Monday, February 9, 2015

Superior Iron Man #1-3

Listen, I loved Superior Spider-Man as much as the next guy, but I find myself totally disengaged from the idea of seeing it all over again featuring Iron Man.

I was resistant to this relaunch for a few reasons. The main one is pretty shallow: I loved the black and gold Iron Man suit and I’m angry to see it already re-done with this silvery/white look. The dang suit looks like it is unfinished! At least add some red in there so we can get the Silver Centurion look back!

The second reason behind my trepidation for this title is the writer, Tom Taylor. I understand he’s written some DC books in recent years, but since my New 52 purge, I don’t read many DC books anymore. So he’s a totally unknown property for me at the moment.

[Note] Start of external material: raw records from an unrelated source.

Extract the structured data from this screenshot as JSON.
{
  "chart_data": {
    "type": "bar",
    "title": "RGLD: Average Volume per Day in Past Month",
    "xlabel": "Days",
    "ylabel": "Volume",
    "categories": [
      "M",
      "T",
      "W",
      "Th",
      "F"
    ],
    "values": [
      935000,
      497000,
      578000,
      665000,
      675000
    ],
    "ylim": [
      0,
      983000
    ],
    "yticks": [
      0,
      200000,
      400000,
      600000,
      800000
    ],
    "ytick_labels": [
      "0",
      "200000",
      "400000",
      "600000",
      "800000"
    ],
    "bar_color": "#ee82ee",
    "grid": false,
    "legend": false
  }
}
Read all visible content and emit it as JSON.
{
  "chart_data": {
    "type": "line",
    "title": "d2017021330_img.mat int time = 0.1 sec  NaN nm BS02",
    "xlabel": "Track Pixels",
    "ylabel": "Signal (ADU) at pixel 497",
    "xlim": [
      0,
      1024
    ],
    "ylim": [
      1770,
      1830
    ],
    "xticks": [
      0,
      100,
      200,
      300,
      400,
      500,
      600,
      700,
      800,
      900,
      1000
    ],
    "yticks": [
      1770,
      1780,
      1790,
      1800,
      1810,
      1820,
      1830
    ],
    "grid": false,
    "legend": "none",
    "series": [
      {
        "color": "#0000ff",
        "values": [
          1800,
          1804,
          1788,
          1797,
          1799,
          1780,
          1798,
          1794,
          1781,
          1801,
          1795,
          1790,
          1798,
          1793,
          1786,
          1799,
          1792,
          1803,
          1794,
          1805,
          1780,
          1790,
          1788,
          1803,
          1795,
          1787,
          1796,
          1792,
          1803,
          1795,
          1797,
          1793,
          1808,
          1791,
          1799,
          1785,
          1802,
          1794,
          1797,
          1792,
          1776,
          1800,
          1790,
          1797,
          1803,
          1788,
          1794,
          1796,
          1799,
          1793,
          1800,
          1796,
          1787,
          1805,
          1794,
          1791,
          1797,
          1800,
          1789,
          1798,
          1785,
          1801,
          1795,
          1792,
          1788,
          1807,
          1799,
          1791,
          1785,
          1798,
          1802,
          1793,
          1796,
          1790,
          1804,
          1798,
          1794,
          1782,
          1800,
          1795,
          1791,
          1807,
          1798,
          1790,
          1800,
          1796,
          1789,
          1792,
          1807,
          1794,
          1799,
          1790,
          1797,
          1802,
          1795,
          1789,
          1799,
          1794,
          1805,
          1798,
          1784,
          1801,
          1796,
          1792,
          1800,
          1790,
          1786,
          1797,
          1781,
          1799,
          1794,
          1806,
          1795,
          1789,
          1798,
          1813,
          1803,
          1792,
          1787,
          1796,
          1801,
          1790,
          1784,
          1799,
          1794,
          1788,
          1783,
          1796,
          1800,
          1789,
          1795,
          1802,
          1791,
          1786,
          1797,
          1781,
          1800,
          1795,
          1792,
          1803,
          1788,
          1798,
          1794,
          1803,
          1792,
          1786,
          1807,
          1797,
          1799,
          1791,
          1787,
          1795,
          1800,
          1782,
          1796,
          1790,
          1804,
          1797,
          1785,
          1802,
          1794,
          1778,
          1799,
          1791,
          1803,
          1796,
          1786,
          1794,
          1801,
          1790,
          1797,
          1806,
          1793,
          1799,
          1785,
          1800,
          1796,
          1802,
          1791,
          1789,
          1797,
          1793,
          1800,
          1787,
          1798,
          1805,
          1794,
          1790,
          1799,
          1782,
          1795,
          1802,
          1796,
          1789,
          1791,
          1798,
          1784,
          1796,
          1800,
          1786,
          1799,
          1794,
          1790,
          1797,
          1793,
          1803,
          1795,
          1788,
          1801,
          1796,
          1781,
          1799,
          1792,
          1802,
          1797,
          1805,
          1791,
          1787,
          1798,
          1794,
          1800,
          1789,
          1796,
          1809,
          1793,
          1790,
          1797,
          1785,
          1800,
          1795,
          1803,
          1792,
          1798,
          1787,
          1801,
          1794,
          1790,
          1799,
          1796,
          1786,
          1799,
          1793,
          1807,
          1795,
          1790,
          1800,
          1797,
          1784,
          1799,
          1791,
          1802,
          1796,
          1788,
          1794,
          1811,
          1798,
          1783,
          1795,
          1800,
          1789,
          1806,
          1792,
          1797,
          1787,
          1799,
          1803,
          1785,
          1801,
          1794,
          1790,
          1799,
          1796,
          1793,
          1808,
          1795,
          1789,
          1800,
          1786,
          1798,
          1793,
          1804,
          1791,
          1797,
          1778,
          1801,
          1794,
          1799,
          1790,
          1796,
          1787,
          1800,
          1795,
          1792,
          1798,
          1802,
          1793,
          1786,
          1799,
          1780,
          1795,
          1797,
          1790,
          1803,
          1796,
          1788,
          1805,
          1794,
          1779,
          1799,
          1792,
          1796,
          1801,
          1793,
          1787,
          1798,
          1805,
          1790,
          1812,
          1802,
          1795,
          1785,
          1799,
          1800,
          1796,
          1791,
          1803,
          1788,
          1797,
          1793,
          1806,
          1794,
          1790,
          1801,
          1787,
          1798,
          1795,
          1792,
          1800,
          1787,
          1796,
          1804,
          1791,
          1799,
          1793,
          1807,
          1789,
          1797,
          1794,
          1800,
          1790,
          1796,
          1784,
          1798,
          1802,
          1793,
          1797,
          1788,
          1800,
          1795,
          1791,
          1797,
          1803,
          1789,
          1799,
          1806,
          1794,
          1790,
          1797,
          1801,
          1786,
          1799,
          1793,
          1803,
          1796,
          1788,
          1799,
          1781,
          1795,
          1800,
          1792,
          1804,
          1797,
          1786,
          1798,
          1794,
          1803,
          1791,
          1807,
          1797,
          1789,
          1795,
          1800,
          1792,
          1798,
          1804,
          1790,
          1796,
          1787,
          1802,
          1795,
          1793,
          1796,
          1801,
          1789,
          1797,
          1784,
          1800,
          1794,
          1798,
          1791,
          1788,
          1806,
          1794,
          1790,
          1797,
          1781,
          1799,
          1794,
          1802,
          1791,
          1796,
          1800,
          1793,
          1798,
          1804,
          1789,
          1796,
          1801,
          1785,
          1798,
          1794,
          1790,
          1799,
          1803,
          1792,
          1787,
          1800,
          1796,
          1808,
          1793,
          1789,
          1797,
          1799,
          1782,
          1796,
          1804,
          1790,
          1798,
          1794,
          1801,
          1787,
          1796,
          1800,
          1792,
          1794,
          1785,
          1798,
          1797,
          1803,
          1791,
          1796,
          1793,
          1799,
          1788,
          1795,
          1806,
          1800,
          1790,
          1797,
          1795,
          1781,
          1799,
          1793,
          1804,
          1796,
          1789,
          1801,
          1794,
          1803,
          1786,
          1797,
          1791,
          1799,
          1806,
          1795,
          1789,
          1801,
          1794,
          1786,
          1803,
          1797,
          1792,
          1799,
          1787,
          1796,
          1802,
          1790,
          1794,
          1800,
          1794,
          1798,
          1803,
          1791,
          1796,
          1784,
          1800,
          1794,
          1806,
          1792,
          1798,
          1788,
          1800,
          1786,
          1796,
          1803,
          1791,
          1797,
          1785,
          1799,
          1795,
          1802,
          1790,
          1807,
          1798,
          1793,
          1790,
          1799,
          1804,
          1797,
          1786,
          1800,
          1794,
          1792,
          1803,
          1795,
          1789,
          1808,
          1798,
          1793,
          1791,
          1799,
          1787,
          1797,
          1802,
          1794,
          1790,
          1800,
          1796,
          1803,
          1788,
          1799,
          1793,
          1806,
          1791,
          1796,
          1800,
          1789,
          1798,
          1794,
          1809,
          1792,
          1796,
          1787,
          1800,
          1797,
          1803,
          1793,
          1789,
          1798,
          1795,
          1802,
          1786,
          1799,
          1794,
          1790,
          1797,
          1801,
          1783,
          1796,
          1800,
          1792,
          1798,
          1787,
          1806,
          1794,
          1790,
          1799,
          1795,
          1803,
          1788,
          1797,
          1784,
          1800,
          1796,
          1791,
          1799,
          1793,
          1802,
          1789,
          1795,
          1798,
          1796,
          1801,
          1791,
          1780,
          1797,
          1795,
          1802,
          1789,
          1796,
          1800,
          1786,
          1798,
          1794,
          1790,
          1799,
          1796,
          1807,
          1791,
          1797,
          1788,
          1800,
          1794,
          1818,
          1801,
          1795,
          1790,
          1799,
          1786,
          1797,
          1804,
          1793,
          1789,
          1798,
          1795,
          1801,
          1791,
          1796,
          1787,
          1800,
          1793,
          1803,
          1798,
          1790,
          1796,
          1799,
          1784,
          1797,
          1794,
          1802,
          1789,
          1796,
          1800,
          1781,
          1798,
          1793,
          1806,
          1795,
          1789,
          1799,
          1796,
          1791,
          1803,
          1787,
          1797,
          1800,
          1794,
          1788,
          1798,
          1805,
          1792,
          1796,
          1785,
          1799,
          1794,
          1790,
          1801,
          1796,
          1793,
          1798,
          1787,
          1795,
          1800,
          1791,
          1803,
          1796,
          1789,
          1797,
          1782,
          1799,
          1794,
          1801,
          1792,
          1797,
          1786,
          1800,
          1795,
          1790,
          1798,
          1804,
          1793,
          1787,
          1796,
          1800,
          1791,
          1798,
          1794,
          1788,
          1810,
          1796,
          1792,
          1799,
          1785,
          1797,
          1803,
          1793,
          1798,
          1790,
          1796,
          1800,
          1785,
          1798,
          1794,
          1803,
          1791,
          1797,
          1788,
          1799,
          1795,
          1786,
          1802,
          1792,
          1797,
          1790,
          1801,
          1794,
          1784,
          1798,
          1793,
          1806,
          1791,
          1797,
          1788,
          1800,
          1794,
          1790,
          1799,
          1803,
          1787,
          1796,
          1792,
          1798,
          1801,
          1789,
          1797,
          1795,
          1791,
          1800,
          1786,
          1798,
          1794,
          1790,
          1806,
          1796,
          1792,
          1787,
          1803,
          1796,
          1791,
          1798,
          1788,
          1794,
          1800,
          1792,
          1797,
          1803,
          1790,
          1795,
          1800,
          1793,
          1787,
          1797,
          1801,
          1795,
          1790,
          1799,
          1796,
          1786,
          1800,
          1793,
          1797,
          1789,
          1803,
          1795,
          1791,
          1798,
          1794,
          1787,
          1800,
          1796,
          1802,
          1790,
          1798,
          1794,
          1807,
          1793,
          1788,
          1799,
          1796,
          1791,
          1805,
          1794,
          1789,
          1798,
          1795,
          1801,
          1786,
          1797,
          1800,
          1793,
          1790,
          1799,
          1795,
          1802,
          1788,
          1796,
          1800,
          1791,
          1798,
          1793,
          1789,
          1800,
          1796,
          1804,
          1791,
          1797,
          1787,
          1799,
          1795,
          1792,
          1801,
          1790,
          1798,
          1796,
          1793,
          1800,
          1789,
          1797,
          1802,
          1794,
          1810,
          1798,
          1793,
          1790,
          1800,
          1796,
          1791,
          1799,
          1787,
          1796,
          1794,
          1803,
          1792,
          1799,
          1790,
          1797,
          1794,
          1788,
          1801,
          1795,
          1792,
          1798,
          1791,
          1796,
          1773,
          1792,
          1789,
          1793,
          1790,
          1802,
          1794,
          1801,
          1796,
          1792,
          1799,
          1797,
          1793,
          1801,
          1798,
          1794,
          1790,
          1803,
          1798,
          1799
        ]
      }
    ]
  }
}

After three issues, I think my initial assessment is correct. Taylor has some good ideas. Tony Stark is using Extremis as a body-morphing app to the city of San Francisco. The catch? He’s charging quite a bit for it. So much that people are forced to do just about anything to maintain their “perfect self” that Extremis brings about.

Needing a couple heroes to offset the still “Inverted” Iron Man (short version; Tony Stark turned evil in a recent Avengers storyline), Taylor enlists Daredevil and Pepper Potts. DD is living in San Francisco, so he makes sense as a low-powered but moral foil for Stark. Pepper seems to be more of the long-term hope for the book. Pepper is working with an older Iron Man suit to bring Tony back to himself.

If I were a betting man, this is a copy of Tony’s personality from years ago, and he’ll probably end up overwriting “modern” Tony. Long term, this will get him out of all those pesky New Avengers/Illuminati decisions and reset him as a Marvel Cinematic Universe-acting Iron Man. Synergy, people!

Taylor's strongest scene is actually with Daredevil rather than Iron Man. I'm not sure if that is good or bad, but the emotion in the scene as Matt Murdock's Extremis wears off is very moving. 

I’m not tremendously familiar with artist Yildray Cinar either. I’m not sure if it is his pencils or the inkers, but I’m getting a big Nelson vibe from the art (if you remember that other penciller). The characters are all sporting thick eyebrows and very strong facial expressions. The action is laid out nicely too, but man, some color on that suit would sure spice up this comic. I also like Cinar’s She-Hulk, too bad she has such a small part in the book.


This one is FAIR and getting put in the Marvel Unlimited category on my reading list. It is going to take a new suit of armor or a personality fix on Tony Stark to get me back monthly.